A Justiça norte-americana decidiu passar a limpo parte de sua história, revendo uma condenação que ganhou à época repercussão mundial – e idêntica repercussão dá-se agora, cinquenta e cinco anos depois, com a admissão dos erros cometidos.

Em 1966, dois homens foram condenados pelo assassinato de Malcolm X, um dos principais líderes na luta pelos direitos civis dos negros. Seus nomes: Muhammad Aziz e Khalil Islam. Na semana passada, uma juíza do estado de Nova York os declarou inocentes. Permaneceram encarcerados por duas décadas, mas, mesmo tendo sido sentenciados à prisão perpétua, a liberdade condicional lhes foi concedida, porque assim prevê a legislação dos EUA. Islam morreu em 2009 e Aziz está com 83 anos.

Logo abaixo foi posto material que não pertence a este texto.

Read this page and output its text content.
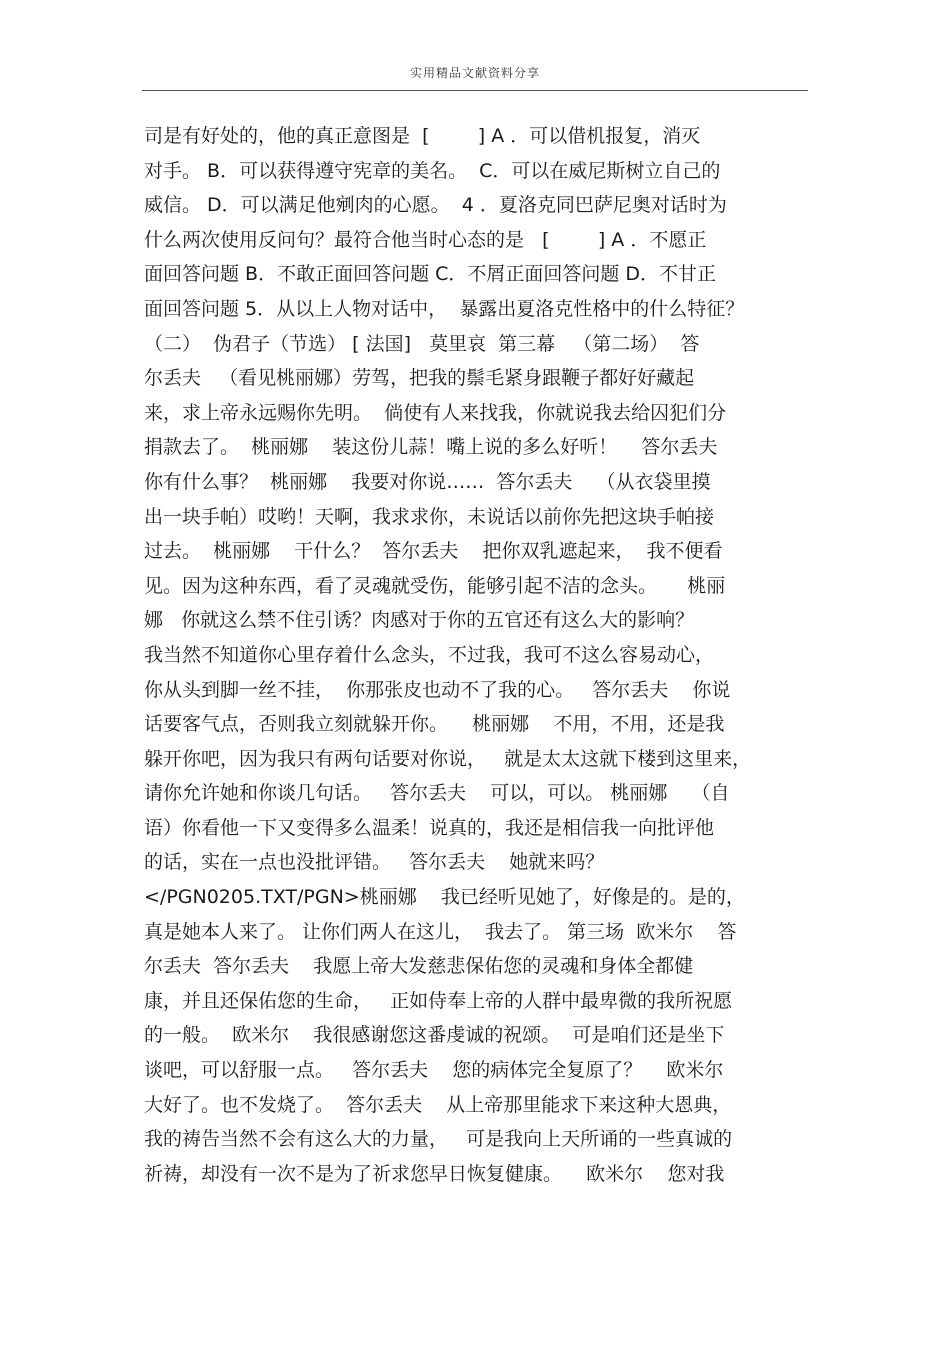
实用精品文献资料分享
司是有好处的，他的真正意图是  [        ] A ．可以借机报复，消灭
对手。 B．可以获得遵守宪章的美名。  C．可以在威尼斯树立自己的
威信。 D．可以满足他剜肉的心愿。  4 ．夏洛克同巴萨尼奥对话时为
什么两次使用反问句？最符合他当时心态的是   [        ] A ．不愿正
面回答问题 B．不敢正面回答问题 C．不屑正面回答问题 D．不甘正
面回答问题 5．从以上人物对话中，  暴露出夏洛克性格中的什么特征？
（二）  伪君子（节选） [ 法国]   莫里哀  第三幕   （第二场）  答
尔丢夫   （看见桃丽娜）劳驾，把我的鬃毛紧身跟鞭子都好好藏起
来，求上帝永远赐你先明。  倘使有人来找我，你就说我去给囚犯们分
捐款去了。  桃丽娜    装这份儿蒜！嘴上说的多么好听！    答尔丢夫
你有什么事？  桃丽娜    我要对你说……  答尔丢夫    （从衣袋里摸
出一块手帕）哎哟！天啊，我求求你，未说话以前你先把这块手帕接
过去。  桃丽娜    干什么？  答尔丢夫    把你双乳遮起来，  我不便看
见。因为这种东西，看了灵魂就受伤，能够引起不洁的念头。     桃丽
娜   你就这么禁不住引诱？肉感对于你的五官还有这么大的影响？
我当然不知道你心里存着什么念头，不过我，我可不这么容易动心，
你从头到脚一丝不挂，  你那张皮也动不了我的心。   答尔丢夫    你说
话要客气点，否则我立刻就躲开你。    桃丽娜    不用，不用，还是我
躲开你吧，因为我只有两句话要对你说，   就是太太这就下楼到这里来，
请你允许她和你谈几句话。   答尔丢夫    可以，可以。 桃丽娜    （自
语）你看他一下又变得多么温柔！说真的，我还是相信我一向批评他
的话，实在一点也没批评错。   答尔丢夫    她就来吗？
</PGN0205.TXT/PGN>桃丽娜    我已经听见她了，好像是的。是的，
真是她本人来了。 让你们两人在这儿，  我去了。 第三场  欧米尔    答
尔丢夫  答尔丢夫    我愿上帝大发慈悲保佑您的灵魂和身体全都健
康，并且还保佑您的生命，   正如侍奉上帝的人群中最卑微的我所祝愿
的一般。  欧米尔    我很感谢您这番虔诚的祝颂。  可是咱们还是坐下
谈吧，可以舒服一点。   答尔丢夫    您的病体完全复原了？    欧米尔
大好了。也不发烧了。  答尔丢夫    从上帝那里能求下来这种大恩典，
我的祷告当然不会有这么大的力量，   可是我向上天所诵的一些真诚的
祈祷，却没有一次不是为了祈求您早日恢复健康。    欧米尔    您对我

O resultado do trabalho que levou ao mea-culpa deve-se ao gabinete do procurador de Manhattan e à excelente atuação do Projeto Inocência, junto com o advogado David Shanies. Detalhe: quando houve o crime, o verdadeiro autor confessou a sua culpa, mas agentes do FBI e da polícia de Nova York esconderam evidências que inocentariam Aziz e Islam. “Esses homens não tiveram acesso à justiça que todos os cidadãos desse país têm direito”, declarou o promotor Cirus Vance. “Não podemos recuperar o que lhes foi tirado, mas, ao corrigirmos o passado, começamos a recuperar a confiança anterior. Eu peço perdão”.
Espera-se, agora, que a Justiça americana também tenha a coragem de reconhecer que há muito tempo executou na câmara de gás dois inocentes — pelo menos em relação às acusações pelas quais morreram.

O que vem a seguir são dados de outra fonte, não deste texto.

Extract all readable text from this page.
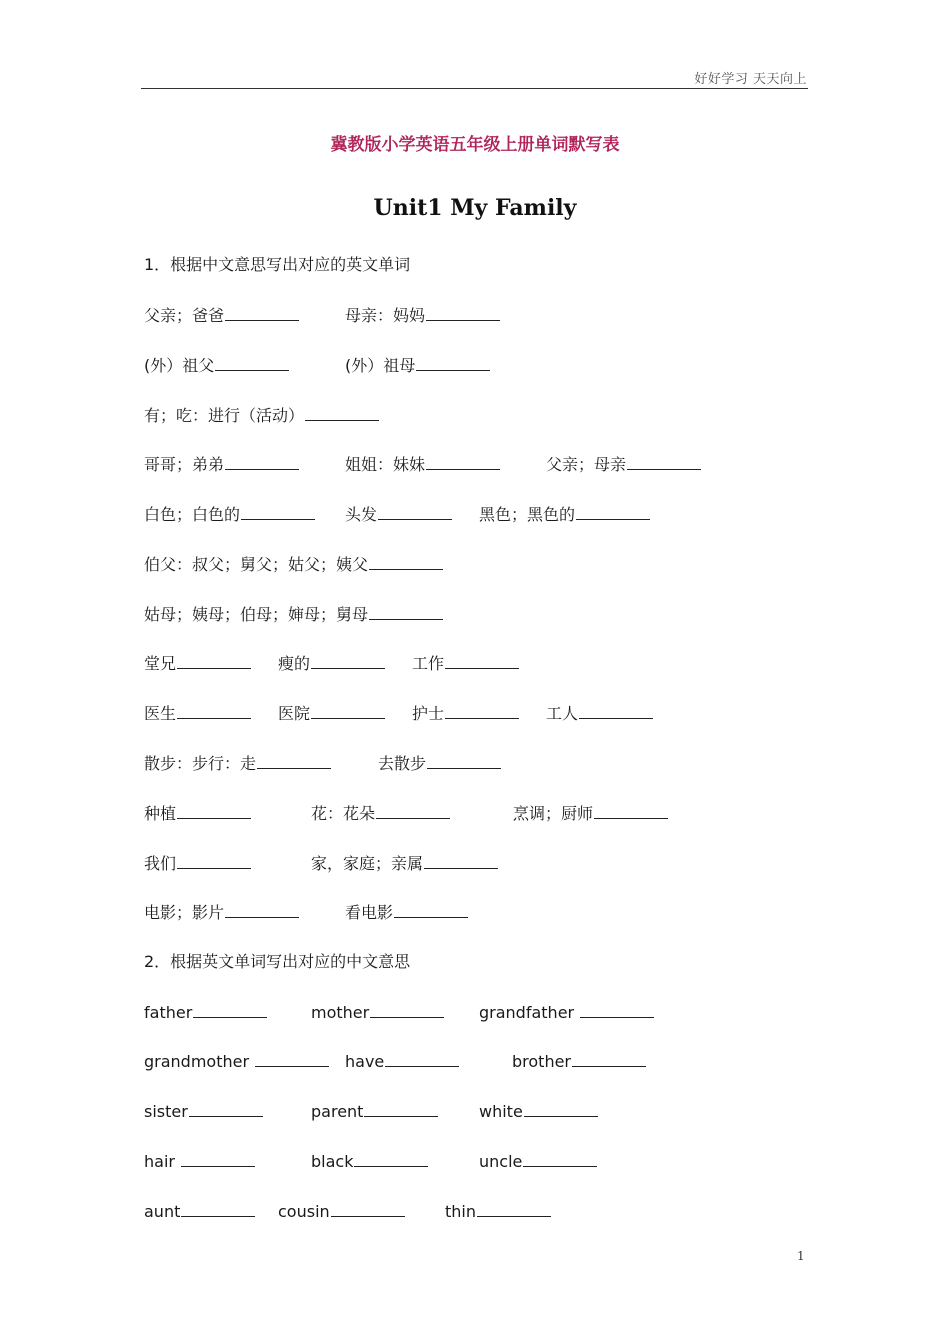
好好学习 天天向上
冀教版小学英语五年级上册单词默写表
Unit1 My Family
1．根据中文意思写出对应的英文单词
父亲；爸爸	母亲：妈妈
(外）祖父	(外）祖母
有；吃：进行（活动）
哥哥；弟弟	姐姐：妹妹	父亲；母亲
白色；白色的	头发	黑色；黑色的
伯父：叔父；舅父；姑父；姨父
姑母；姨母；伯母；婶母；舅母
堂兄	瘦的	工作
医生	医院	护士	工人
散步：步行：走	去散步
种植	花：花朵	烹调；厨师
我们	家，家庭；亲属
电影；影片	看电影
2．根据英文单词写出对应的中文意思
father	mother	grandfather
grandmother	have	brother
sister	parent	white
hair	black	uncle
aunt	cousin	thin
1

Trata-se de Barbara Graham (1955) e Caryl Chessman (1960). Ela, por homicídio; ele por estupro. Espera-se, ainda, que se investigue porque a secretária do juiz que dera novo adiamento à execução de Chessman errou o número do telefone da penitenciária de San Quentin, para o qual ela ligava diversas vezes ao dia. O número certo: 36-21-8. Ela não colocou o 8. Quando refez a ligação para avisar que a execução estava cancelada, Chessman já estava morrendo.

Chessman pediu diversas vezes à Justiça que o submetesse ao detector de mentiras (naquele tempo a mais avançada tecnologia para descobrir se um réu mentia ou não), mas esse direito constitucional lhe foi negado. A sua vida, desde a adolescência, deu-se de forma inadequada em relação à lei, mas diversas autoridades do país tinham certeza de que ele não era o “bandido da luz vermelha” que cometera o estupro. Chessman permaneceu onze anos no corredor da morte da penitenciária de San Quentin, estudou direito, atuou em sua defesa e publicou livros que se tornaram os mais famosos libelos em todo o mundo contra a pena de morte – o mais premeditado de todos os homicídios, sobretudo porque praticado pelo Estado.